Special Case: Creating a Week Index

With just a few extra steps, you can create a very helpful week index in your calendar table. Since there are no built-in M functions that can easily create a week index, just follow the following steps:

  1. Duplicate the calendar table and rename to differentiate. (I.E. Week Index)
  2. In the new duplicated table, filter the Weekday column to 'Sun' values only.
  3. In the duplicated table, add in a custom Index column with the starting index set to 2 and having an increment of 1's. Rename the column to Week Index.
  4. Merge queries, performing a left outer join between the original Calendar table and the duplicated filtered table. The join will be performed on the Week Ending Date field, joining the duplicated table onto the original Calendar table.
  5. Expand the joined columns and insert the Week Index column only.
  6. Replace null values in the Week Index column with a value of 1. This occurs because the first date we had established in our calendar table was not a Sunday, thus when we filtered our duplicated table, those dates prior to the first Sunday were not accounted for, giving them a null week index.
  7. Disable load on the duplicated table being that it is no longer needed.

Change the Data Types

After the columns are added into the table, you'll notice one aspect missing in Power Query. When selecting Column Quality, Column Distribution and Column Profile in the View tab of Power Query, the only column that will have a Column Distribution displayed is our Date. That's because none of the columns created have the correct data types assigned.

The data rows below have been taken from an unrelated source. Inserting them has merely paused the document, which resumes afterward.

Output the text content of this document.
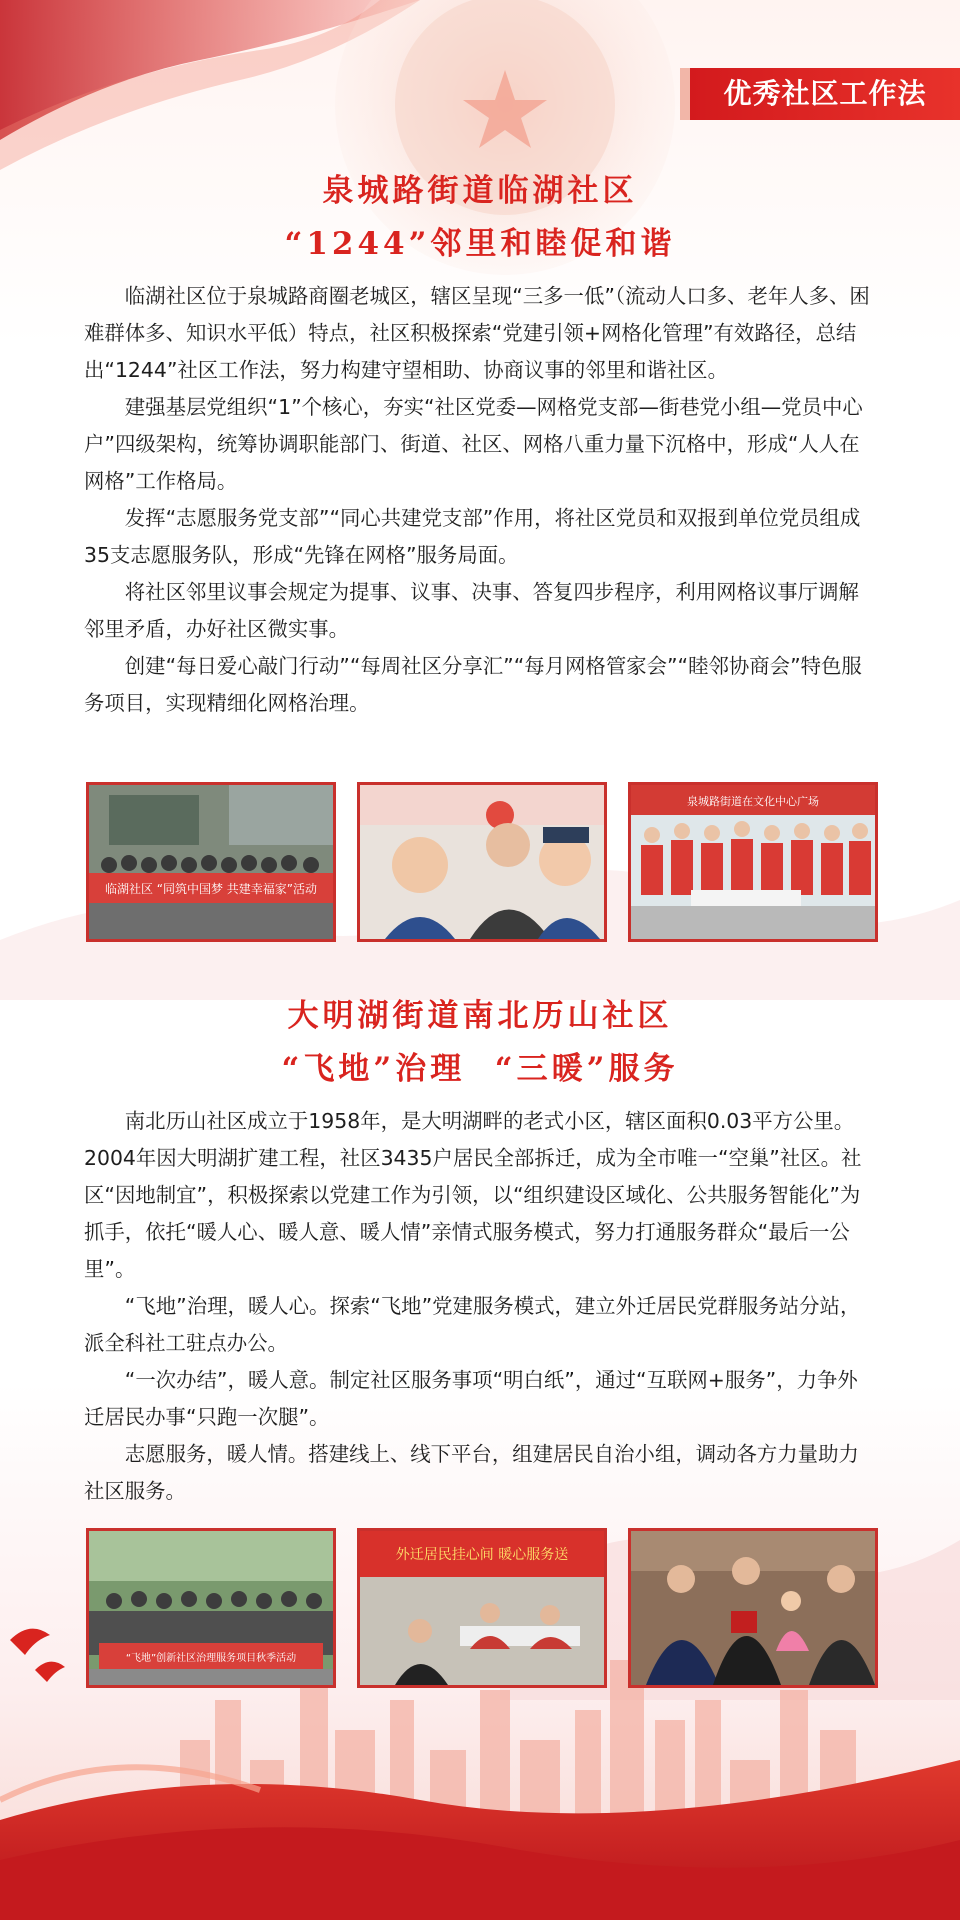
优秀社区工作法
泉城路街道临湖社区
“1244”邻里和睦促和谐

临湖社区位于泉城路商圈老城区，辖区呈现“三多一低”（流动人口多、老年人多、困难群体多、知识水平低）特点，社区积极探索“党建引领+网格化管理”有效路径，总结出“1244”社区工作法，努力构建守望相助、协商议事的邻里和谐社区。

建强基层党组织“1”个核心，夯实“社区党委—网格党支部—街巷党小组—党员中心户”四级架构，统筹协调职能部门、街道、社区、网格八重力量下沉格中，形成“人人在网格”工作格局。

发挥“志愿服务党支部”“同心共建党支部”作用，将社区党员和双报到单位党员组成35支志愿服务队，形成“先锋在网格”服务局面。

将社区邻里议事会规定为提事、议事、决事、答复四步程序，利用网格议事厅调解邻里矛盾，办好社区微实事。

创建“每日爱心敲门行动”“每周社区分享汇”“每月网格管家会”“睦邻协商会”特色服务项目，实现精细化网格治理。

临湖社区 “同筑中国梦 共建幸福家”活动
泉城路街道在文化中心广场
大明湖街道南北历山社区
“飞地”治理  “三暖”服务

南北历山社区成立于1958年，是大明湖畔的老式小区，辖区面积0.03平方公里。2004年因大明湖扩建工程，社区3435户居民全部拆迁，成为全市唯一“空巢”社区。社区“因地制宜”，积极探索以党建工作为引领，以“组织建设区域化、公共服务智能化”为抓手，依托“暖人心、暖人意、暖人情”亲情式服务模式，努力打通服务群众“最后一公里”。

“飞地”治理，暖人心。探索“飞地”党建服务模式，建立外迁居民党群服务站分站，派全科社工驻点办公。

“一次办结”，暖人意。制定社区服务事项“明白纸”，通过“互联网+服务”，力争外迁居民办事“只跑一次腿”。

志愿服务，暖人情。搭建线上、线下平台，组建居民自治小组，调动各方力量助力社区服务。

“飞地”创新社区治理服务项目秋季活动
外迁居民挂心间 暖心服务送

Changing all of the data types last allows all of the changes to be put into one applied step as opposed to an individual step for each column's data type change. The proper data types for each column are listed below:

Date Column Data Type
Year Whole Number
Month Number Whole Number
Month Name (Full) Text
Month Name (Short) Text
Quarter of Year Text
Week of Year Text
Month Text
Quarter Text
Week Text
Weekday Text
Weekday Num Whole Number
Week Ending Date Date
Day of Year Whole Number
Day of Quarter Whole Number
Day of Month Whole Number
Quarter Index Whole Number
Month Index Whole Number
Week Index Whole Number
Date Index Whole Number
DateKey Whole Number

Once all of the proper data types are assigned to the individual columns, the Column Distribution will be displayed, and the Calendar Table is complete.

Time's up!

Calendar tables not only save you time, but also empower you to make more informed choices. Adding a calendar table in Power Query is a smart move that will enhance your data organization and analysis capabilities.